İster ham deri zırhla kaplı bir paralı asker, ister hükümetin verdiği metal plaka içindeki bir şövalye, ölüm hepsine eşit olarak geldi. Ara sıra, kasıtlı olarak birinin koluna, bacağına veya gövdesine bir ışın doğrultarak, kaosa katkıda bulunmak için umutsuzluk içinde çığlık atmalarına neden oldum. Bu sadece sahneyi daha korkunç hale getirdi. Terör artık her yerdeydi.

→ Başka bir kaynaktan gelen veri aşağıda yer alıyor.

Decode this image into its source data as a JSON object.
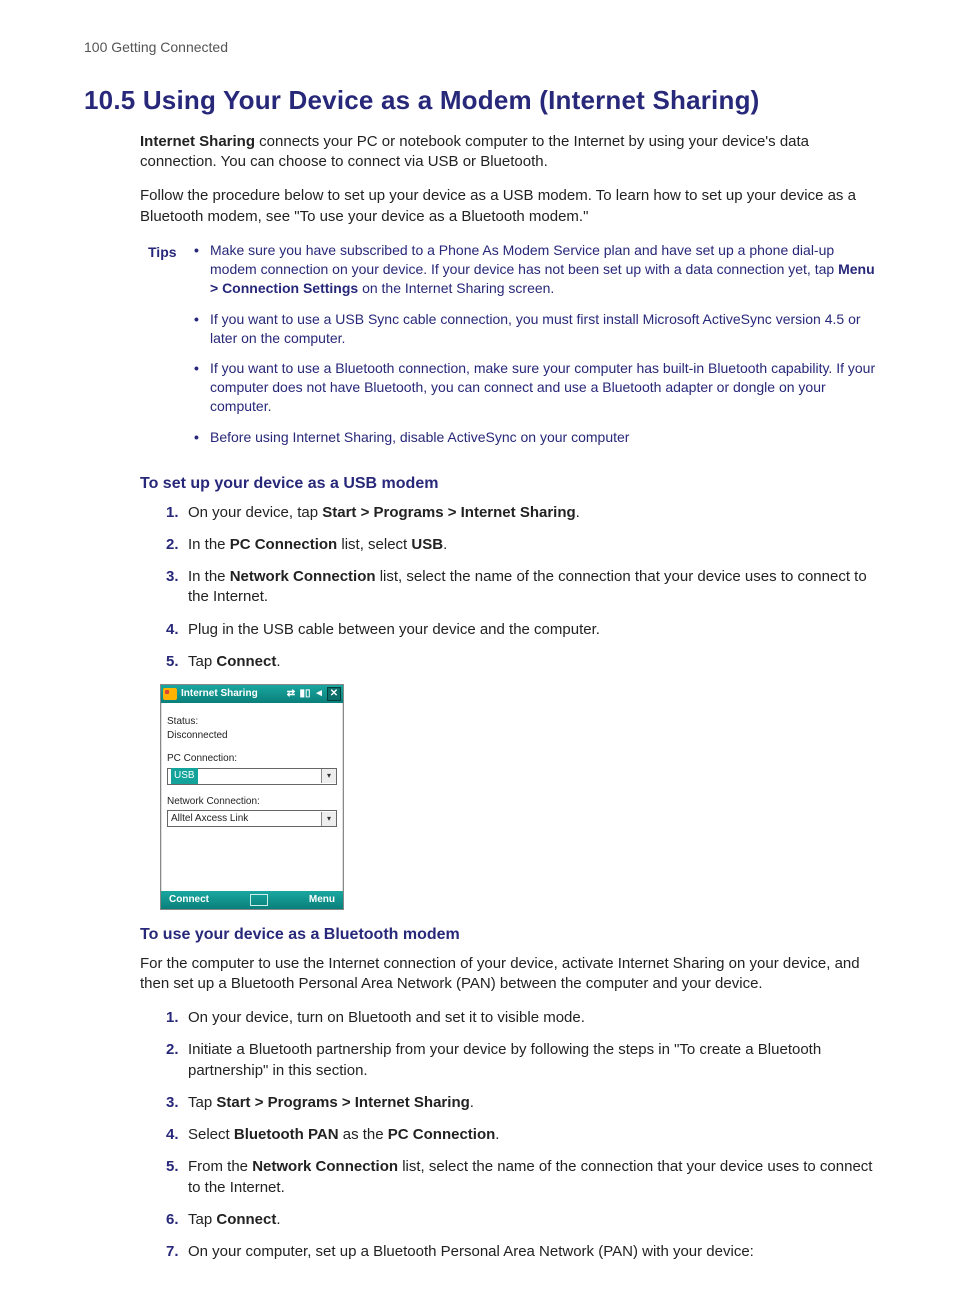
{
  "running_head": "100  Getting Connected",
  "title": "10.5  Using Your Device as a Modem (Internet Sharing)",
  "intro1_a": "Internet Sharing",
  "intro1_b": " connects your PC or notebook computer to the Internet by using your device's data connection. You can choose to connect via USB or Bluetooth.",
  "intro2": "Follow the procedure below to set up your device as a USB modem. To learn how to set up your device as a Bluetooth modem, see \"To use your device as a Bluetooth modem.\"",
  "tips_label": "Tips",
  "tips": [
    {
      "pre": "Make sure you have subscribed to a Phone As Modem Service plan and have set up a phone dial-up modem connection on your device. If your device has not been set up with a data connection yet, tap ",
      "strong": "Menu > Connection Settings",
      "post": " on the Internet Sharing screen."
    },
    {
      "pre": "If you want to use a USB Sync cable connection, you must first install Microsoft ActiveSync version 4.5 or later on the computer.",
      "strong": "",
      "post": ""
    },
    {
      "pre": "If you want to use a Bluetooth connection, make sure your computer has built-in Bluetooth capability. If your computer does not have Bluetooth, you can connect and use a Bluetooth adapter or dongle on your computer.",
      "strong": "",
      "post": ""
    },
    {
      "pre": "Before using Internet Sharing, disable ActiveSync on your computer",
      "strong": "",
      "post": ""
    }
  ],
  "usb_heading": "To set up your device as a USB modem",
  "usb_steps": [
    {
      "num": "1.",
      "pre": "On your device, tap ",
      "strong": "Start > Programs > Internet Sharing",
      "post": "."
    },
    {
      "num": "2.",
      "pre": "In the ",
      "strong": "PC Connection",
      "post": " list, select ",
      "strong2": "USB",
      "post2": "."
    },
    {
      "num": "3.",
      "pre": "In the ",
      "strong": "Network Connection",
      "post": " list, select the name of the connection that your device uses to connect to the Internet."
    },
    {
      "num": "4.",
      "pre": "Plug in the USB cable between your device and the computer.",
      "strong": "",
      "post": ""
    },
    {
      "num": "5.",
      "pre": "Tap ",
      "strong": "Connect",
      "post": "."
    }
  ],
  "shot": {
    "title": "Internet Sharing",
    "status_label": "Status:",
    "status_value": "Disconnected",
    "pc_label": "PC Connection:",
    "pc_value": "USB",
    "net_label": "Network Connection:",
    "net_value": "Alltel Axcess Link",
    "footer_left": "Connect",
    "footer_right": "Menu"
  },
  "bt_heading": "To use your device as a Bluetooth modem",
  "bt_intro": "For the computer to use the Internet connection of your device, activate Internet Sharing on your device, and then set up a Bluetooth Personal Area Network (PAN) between the computer and your device.",
  "bt_steps": [
    {
      "num": "1.",
      "pre": "On your device, turn on Bluetooth and set it to visible mode.",
      "strong": "",
      "post": ""
    },
    {
      "num": "2.",
      "pre": "Initiate a Bluetooth partnership from your device by following the steps in \"To create a Bluetooth partnership\" in this section.",
      "strong": "",
      "post": ""
    },
    {
      "num": "3.",
      "pre": "Tap ",
      "strong": "Start > Programs > Internet Sharing",
      "post": "."
    },
    {
      "num": "4.",
      "pre": "Select ",
      "strong": "Bluetooth PAN",
      "post": " as the ",
      "strong2": "PC Connection",
      "post2": "."
    },
    {
      "num": "5.",
      "pre": "From the ",
      "strong": "Network Connection",
      "post": " list, select the name of the connection that your device uses to connect to the Internet."
    },
    {
      "num": "6.",
      "pre": "Tap ",
      "strong": "Connect",
      "post": "."
    },
    {
      "num": "7.",
      "pre": "On your computer, set up a Bluetooth Personal Area Network (PAN) with your device:",
      "strong": "",
      "post": ""
    }
  ]
}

Amaçlamadığım şey daha süslü vagonlar ve çadırlardı. Kralın nerede olduğunu bilmiyordum. Onu öldürürsem, günahlarını itiraf etmesini asla sağlayamam. O kadar merhametli değildim. Benim gazabıma maruz kalacak kadar aptal birinin, bunun için fazlasıyla ödüllendirilmesi gerekiyordu.
Bu tek taraflı saldırı başladıktan sadece beş dakika sonra, ileri kuvvetlerin üçte ikisi yok olmuştu. Bu, benim tarafımdan on binden fazla canın tükendiği, ruhlarının toplandığı anlamına geliyordu.
Şimdi iyi bir zaman olmalı…
Kanatlarımın bir çırpışıyla, önümdeki aptallara daha fazla umutsuzluk vermeye hazır olarak yere indim.